Миссис Рэдли выбежала на улицу и закричала, что Артур их всех сейчас убьёт, но, когда прибыл шериф, Страшила всё так же сидел в гостиной и вырезал что-то из газеты. Ему было тогда тридцать три года.
Мисс Стивени сказала — мистеру Рэдли предложили отправить Страшилу на время в Таскалузу, это будет ему полезно, но старик сказал — нет, ни один Рэдли в сумасшедшем доме не сидел и сидеть не будет. Страшила не помешанный, просто он иногда бывает раздражительным. Подержать его под замком можно, а судить не за что, никакой он не преступник. Шериф не решился посадить Страшилу в тюрьму вместе с неграми, и его заперли в подвале здания суда.
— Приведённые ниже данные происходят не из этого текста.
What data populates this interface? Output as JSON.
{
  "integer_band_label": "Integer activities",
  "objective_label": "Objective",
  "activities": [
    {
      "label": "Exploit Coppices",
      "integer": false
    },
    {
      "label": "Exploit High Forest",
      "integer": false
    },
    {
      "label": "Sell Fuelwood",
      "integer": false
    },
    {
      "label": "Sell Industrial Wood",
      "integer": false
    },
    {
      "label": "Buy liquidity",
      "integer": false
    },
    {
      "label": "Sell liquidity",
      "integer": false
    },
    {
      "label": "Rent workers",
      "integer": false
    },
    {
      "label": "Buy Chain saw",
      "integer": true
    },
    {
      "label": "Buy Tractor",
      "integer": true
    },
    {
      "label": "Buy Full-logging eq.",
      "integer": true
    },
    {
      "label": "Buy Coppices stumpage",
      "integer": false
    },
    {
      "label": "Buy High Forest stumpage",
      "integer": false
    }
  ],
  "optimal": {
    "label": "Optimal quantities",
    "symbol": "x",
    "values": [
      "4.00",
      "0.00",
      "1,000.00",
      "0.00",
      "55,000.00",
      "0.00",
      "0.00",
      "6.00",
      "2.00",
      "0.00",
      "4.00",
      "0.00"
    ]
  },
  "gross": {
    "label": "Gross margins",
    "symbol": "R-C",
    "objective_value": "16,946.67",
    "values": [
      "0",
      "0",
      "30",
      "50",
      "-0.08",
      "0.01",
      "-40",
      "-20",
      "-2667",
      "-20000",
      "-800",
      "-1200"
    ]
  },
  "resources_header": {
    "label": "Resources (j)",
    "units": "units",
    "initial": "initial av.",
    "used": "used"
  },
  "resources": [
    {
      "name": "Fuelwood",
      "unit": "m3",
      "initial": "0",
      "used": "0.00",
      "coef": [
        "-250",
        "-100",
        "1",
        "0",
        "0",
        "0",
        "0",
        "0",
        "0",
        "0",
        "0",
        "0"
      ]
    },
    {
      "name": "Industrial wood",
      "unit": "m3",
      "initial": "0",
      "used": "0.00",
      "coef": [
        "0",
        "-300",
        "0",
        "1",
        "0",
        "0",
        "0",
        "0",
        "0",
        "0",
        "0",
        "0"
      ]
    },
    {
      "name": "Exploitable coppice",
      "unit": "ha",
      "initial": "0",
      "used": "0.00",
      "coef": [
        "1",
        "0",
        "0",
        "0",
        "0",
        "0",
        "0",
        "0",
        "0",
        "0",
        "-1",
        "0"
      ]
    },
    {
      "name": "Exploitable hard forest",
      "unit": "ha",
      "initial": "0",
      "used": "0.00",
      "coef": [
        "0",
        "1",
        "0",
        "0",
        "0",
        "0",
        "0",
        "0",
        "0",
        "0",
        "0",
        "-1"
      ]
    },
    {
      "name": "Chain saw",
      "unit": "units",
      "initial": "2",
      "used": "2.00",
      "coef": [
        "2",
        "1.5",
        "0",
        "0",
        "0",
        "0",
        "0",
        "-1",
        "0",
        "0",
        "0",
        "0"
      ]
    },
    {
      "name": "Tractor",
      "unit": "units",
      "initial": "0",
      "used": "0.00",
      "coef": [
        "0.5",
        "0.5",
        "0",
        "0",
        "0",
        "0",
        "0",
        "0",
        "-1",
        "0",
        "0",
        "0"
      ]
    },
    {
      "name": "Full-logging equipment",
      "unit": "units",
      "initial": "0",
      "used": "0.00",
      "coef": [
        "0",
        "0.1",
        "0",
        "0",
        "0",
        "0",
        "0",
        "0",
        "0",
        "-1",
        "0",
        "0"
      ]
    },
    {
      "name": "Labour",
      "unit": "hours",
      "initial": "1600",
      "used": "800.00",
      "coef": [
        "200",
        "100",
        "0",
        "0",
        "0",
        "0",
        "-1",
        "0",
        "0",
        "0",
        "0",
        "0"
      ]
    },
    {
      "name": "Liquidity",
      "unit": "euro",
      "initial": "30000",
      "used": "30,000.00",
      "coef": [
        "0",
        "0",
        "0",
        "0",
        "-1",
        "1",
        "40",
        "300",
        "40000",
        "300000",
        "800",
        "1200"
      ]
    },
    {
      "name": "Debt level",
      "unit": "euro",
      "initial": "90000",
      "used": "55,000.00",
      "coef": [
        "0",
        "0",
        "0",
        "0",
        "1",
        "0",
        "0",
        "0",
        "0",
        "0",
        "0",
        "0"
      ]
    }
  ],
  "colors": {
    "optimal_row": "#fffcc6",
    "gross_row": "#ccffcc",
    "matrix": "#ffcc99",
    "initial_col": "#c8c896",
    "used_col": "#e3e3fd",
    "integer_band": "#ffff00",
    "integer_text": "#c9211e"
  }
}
Как Страшилу вновь перевели домой, Джим помнил очень смутно. Мисс Стивени Кроуфорд рассказывала — некоторые члены муниципалитета сказали мистеру Рэдли, что если он не заберёт Страшилу из подвала, тот от сырости зарастёт плесенью и помрёт. И потом, не может же Страшила весь век жить на средства округа.
Никто не знал, каким образом мистеру Рэдли удалось запугать Страшилу так, чтоб он не показывался на люди; Джим думал, что Страшила почти всё время сидит на цепи, прикованный к кровати. Но Аттикус сказал — нет, не в том дело, можно и другими способами превратить человека в привидение.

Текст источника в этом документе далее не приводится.